"Enter"a basıp içeriğe geçin

Asıl Amaç Kadınları İş Dünyasından Uzak Tutmak

Aslında ülkenin dört bir tarafında çalan trampetlere eşlik etmek ve koroya katılmak devrimci ruhlara yakışmıyor. Çobanın ıslığına göre istikamet değiştirip sürüden ayrılan koyunlardansanız, keçi yollarında dolanır ve hep kurtlarla savaşırsınız. Aynı yolu yürümediklerinizle yol arkadaşı olamazsınız zaten ama onlara kendi maceralarınızı anlatabilirsiniz.

Çok şey yazıldı, çok konuşuldu… Eğer bütün bu yazılanlar ve konuşulanlar arasında aklımdan geçenleri bulabilseydim inanın bu yazı yazılmayacaktı ve bir de ben kafanızı ütülemeyecektim. Aynı yolu yürümediklerimizin bizim maceralarımızı dinlemeye, manzaraya bir de bizim penceremizden bakmaya ihtiyaçları var…

Şunu belirteyim; daha doğmamış kitapları matbaaların rahminden terörle mücadele neşterleriyle kazıyıp çıkaranların kürtajı yasaklama girişimlerine şaşırıyorum. Eğer; fikir, düşünce, eleştiri ve muhalefet kürtajı yasaklanacaksa ve omuzların üzerindeki rahimler özgür bırakılacaksa, varsın cenin katliamı da yasaklansın. Lakin muhafazakar akıl, kolay çözüm(süzlük)lerden yanadır ve yasakları sever. Kürtaj yasakları, sezaryen yasakları, -üstü kapalı- korunma tedbirleri yasakları; düşünme, konuşma, eleştirme, yazma, itiraz etme gibi  yasaklar katlandıkça katlanır ama kaldırılması gereken yasaklar öylece kalır. Kamusal alan yasağı gibi Geçelim…

Kürtaj konusunu üç ayrı kulvarda tartışmak gerekiyor; tıp, sosyoloji ve teoloji… Doktorlarımızın açıklamalarına bakılırsa, kafaları pek derli toplu görünmüyor. Sosyolog ve teologlarımız da onlardan pek farklı değiller ama bazı detayların özellikle dikkatlerden kaçırıldığını ve erk nasıl istiyorsa o şekilde çarpıtıldığını anlamak için deha olmak gerekmiyor. Olayın bir de vicdani boyutu var ki, o boyuta ancak ve ancak kadınları dinleyerek ve onlarla empati kurmaya çalışarak yaklaşabilirsiniz. Erkek egemen bir dünyada meselenin bu cephesinin tam anlamıyla idrak edilemeyeceği muhakkak.

Önce “İslam” bu konuda ne diyor, bir bakalım…

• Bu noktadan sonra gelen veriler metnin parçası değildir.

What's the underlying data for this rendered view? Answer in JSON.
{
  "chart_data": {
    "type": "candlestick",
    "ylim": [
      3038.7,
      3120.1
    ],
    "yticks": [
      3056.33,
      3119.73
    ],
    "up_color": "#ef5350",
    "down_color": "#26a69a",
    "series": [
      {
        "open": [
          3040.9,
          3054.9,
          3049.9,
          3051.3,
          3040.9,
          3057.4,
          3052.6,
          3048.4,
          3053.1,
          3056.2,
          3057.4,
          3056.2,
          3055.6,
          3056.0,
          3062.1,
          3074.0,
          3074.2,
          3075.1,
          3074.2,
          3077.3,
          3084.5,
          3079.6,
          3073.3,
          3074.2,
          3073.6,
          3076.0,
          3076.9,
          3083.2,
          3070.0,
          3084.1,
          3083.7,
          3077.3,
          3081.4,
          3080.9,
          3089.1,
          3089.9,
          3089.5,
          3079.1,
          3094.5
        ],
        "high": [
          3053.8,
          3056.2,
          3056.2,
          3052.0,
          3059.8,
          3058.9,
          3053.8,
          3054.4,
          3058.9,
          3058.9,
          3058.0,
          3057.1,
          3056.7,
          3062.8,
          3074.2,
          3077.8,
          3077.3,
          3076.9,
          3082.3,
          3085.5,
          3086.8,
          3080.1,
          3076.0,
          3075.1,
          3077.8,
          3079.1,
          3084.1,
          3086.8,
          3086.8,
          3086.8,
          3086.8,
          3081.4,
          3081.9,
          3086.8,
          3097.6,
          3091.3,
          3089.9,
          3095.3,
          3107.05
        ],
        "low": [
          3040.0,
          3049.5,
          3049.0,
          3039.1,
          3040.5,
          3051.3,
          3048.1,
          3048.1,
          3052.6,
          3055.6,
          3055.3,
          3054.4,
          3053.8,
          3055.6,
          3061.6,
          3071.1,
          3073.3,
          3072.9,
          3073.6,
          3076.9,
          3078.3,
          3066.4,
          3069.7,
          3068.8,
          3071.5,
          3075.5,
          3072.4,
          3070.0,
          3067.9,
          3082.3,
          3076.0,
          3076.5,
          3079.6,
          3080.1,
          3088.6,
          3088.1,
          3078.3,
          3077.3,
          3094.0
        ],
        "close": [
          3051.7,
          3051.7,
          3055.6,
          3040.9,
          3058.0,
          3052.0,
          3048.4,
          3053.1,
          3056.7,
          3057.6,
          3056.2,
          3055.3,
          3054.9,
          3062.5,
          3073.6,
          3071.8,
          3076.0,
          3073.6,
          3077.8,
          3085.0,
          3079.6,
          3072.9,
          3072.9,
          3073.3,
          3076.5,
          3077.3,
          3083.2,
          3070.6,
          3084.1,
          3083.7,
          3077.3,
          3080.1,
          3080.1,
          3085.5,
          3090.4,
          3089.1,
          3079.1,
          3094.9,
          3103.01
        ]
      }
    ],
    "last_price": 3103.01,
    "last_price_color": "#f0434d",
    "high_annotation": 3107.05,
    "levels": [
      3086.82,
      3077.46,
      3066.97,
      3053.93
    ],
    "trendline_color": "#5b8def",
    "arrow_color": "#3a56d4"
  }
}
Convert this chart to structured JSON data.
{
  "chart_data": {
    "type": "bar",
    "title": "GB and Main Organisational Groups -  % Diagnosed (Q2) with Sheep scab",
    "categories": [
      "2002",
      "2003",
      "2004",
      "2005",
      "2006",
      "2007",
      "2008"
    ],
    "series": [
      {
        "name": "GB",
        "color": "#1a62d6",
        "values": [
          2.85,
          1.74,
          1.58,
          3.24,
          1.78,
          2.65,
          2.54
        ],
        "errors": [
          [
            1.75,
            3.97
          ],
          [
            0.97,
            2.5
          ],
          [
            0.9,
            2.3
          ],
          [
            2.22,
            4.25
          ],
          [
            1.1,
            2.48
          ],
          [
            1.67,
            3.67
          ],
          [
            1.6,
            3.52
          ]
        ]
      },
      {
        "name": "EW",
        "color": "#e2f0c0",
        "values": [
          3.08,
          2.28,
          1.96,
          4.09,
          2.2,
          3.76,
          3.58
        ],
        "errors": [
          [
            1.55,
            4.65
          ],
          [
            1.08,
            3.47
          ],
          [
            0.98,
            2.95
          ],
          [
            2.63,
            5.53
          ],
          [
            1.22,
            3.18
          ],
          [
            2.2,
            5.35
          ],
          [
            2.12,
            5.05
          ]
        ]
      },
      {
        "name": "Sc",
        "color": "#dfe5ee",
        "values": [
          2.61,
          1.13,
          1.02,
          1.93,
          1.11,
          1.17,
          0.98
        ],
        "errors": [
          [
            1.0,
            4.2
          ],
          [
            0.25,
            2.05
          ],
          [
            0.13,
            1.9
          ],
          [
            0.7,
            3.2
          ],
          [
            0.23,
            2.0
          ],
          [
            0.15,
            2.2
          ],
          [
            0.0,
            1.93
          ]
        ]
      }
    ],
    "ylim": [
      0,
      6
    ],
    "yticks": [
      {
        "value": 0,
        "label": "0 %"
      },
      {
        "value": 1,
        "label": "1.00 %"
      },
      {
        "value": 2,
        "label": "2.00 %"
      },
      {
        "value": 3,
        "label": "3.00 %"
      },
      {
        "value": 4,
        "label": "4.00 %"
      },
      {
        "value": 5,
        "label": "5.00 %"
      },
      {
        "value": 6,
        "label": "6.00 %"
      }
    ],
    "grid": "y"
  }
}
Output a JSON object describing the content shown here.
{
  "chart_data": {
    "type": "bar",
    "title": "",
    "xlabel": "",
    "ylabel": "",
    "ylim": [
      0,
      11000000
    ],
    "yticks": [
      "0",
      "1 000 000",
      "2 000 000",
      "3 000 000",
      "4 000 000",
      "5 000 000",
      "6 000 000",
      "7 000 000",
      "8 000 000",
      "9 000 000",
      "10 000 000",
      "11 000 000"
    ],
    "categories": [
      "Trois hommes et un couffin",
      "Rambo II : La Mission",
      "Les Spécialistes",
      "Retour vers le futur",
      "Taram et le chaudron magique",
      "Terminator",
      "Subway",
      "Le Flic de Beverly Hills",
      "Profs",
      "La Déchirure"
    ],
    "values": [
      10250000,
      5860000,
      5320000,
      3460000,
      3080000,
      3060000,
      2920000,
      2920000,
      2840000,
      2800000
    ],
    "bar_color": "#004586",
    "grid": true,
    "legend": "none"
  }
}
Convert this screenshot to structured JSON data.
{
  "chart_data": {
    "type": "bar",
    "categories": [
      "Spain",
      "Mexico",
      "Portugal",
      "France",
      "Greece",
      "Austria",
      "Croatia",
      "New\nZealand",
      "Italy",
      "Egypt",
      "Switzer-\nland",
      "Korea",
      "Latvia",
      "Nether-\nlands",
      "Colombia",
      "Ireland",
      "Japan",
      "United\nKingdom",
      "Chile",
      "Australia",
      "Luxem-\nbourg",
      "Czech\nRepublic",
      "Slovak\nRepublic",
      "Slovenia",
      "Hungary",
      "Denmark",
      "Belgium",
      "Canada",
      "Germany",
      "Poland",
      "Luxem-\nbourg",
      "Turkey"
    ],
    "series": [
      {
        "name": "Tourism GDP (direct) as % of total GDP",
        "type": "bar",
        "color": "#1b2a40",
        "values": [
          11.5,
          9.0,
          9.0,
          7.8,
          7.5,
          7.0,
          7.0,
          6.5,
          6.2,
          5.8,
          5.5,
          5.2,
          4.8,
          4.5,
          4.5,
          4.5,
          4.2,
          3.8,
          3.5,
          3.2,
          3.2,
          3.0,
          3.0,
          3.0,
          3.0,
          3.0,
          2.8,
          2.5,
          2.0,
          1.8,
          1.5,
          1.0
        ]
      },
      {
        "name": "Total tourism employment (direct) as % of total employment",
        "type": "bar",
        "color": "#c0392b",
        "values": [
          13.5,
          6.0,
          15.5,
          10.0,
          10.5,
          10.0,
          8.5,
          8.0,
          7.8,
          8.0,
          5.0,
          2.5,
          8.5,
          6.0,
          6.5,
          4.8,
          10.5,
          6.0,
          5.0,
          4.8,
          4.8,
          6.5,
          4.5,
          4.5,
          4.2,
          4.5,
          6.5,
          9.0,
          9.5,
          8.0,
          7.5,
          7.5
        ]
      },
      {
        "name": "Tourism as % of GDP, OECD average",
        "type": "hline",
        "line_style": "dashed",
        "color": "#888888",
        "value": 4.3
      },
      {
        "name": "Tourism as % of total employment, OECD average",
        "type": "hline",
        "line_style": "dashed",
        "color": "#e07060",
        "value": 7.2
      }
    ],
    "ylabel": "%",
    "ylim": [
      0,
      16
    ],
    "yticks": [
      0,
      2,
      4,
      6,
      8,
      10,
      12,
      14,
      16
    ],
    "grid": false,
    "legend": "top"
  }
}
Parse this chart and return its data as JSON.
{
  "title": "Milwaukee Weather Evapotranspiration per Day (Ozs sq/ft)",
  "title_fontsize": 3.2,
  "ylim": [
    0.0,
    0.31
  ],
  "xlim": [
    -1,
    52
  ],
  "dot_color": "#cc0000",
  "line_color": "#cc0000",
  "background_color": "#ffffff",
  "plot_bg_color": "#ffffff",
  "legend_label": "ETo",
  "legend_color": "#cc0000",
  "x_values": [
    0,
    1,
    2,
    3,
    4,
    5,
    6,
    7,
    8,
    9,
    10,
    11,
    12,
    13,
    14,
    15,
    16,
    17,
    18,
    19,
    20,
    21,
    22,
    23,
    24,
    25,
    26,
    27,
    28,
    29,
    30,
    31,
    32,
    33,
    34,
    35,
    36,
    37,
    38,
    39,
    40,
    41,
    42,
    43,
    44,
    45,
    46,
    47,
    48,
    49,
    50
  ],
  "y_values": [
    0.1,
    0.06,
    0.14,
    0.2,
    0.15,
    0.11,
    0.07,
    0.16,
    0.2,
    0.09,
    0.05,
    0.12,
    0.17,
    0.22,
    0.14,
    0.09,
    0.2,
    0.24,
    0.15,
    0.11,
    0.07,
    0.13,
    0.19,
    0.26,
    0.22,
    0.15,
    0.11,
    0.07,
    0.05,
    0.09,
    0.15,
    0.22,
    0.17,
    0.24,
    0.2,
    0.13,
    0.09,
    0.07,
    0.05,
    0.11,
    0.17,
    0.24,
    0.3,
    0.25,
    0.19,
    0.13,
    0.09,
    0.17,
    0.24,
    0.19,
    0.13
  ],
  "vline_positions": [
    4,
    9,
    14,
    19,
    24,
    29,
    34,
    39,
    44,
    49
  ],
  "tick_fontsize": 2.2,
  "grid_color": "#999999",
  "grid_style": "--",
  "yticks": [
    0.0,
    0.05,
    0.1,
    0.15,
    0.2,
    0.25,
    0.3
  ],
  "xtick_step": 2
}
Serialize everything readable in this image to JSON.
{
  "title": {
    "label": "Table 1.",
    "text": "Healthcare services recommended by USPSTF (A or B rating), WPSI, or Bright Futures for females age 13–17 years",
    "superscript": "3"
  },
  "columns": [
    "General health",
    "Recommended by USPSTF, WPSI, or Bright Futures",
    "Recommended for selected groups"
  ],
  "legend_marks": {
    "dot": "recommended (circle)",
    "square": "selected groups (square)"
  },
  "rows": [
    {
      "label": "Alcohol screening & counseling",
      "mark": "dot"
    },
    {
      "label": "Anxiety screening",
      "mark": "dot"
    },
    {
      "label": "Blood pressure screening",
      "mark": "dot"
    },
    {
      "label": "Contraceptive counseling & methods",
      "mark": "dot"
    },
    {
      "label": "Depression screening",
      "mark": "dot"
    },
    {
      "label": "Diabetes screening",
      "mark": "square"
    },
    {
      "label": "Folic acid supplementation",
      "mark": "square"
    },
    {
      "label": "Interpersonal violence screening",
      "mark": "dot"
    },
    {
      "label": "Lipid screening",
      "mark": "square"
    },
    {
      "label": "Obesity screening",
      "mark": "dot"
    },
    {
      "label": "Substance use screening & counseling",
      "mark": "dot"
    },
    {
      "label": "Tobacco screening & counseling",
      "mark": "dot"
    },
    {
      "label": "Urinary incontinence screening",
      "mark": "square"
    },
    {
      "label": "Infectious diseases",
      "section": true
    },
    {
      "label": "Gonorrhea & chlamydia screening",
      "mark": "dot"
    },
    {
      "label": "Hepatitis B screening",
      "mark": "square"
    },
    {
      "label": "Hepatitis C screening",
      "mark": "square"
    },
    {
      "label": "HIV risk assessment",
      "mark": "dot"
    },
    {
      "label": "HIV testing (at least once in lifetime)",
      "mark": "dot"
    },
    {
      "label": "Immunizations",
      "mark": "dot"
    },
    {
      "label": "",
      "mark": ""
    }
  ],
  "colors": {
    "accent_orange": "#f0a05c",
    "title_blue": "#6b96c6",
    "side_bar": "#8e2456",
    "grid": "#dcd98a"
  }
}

“Şanım hakkı için biz insanı çamurdan, bir sülâleden yarattık.

Sonra onu oturaklı bir karargâhta bir nutfe yaptık.

Sonra o nutfeyi bir alaka yarattık, derken o alakayı bir mudga yarattık, derken o kemiklere  bir et giydirdik, sonra ona diğer bir hilkat neş’eti verdik, bak ne şanlı o Allah,    yaratanların en güzeli.”  (MÜ’MİNÛN suresi 12, 13, 14. ayetler)

***
O ki yarattığı her şey’i güzel yarattı ve insanı yaratmaya bir çamurdan başladı. Sonra da bir sülâleden, bir hakıyr sudan neslini yaptı Sonra onu tesviye edib içine ruhundan nefh buyurdu ve sizin için o işitmeyi, o görmeleri  ve gönülleri yaptı, siz pek az şükrediyorsunuz
(SECDE suresi 7,8, 9. Ayet)

Kur’an’ı Kerim’de gerek insanın ilk yaratılışında, gerekse anne karnındaki yaratılışında çeşitli devrelere, süreçlere vurgu vardır. Tekamül, insanın kainata ilk teşrifinde olduğu gibi, anne karnında başlayan serüveninde de karşımıza çıkar. Yaratılış bir anda olmaz ve anne karnındaki ilk “oluşum”dan “insan” olarak bahsedilmez. Nitekim ayette ruhun üflenmesinin ardından ancak yaşamın ilk genel geçer belirtileri olan işitmek, görmek ve hissetmek kavramları zikredilir. Beyin ve kalp gibi belli başlı organları yaratılmamış, kendisini ve çevresini hissetmeye henüz başlamamış bir kan pıhtısı, insan olarak tanımlanamaz. Kur’an son yaratılış şeklini  “başka bir hilkat” ifadesi ile dile getirdiğine göre, vahiyle donatılmayan fetus’un da insan olarak sayılmadığına işaret vardır.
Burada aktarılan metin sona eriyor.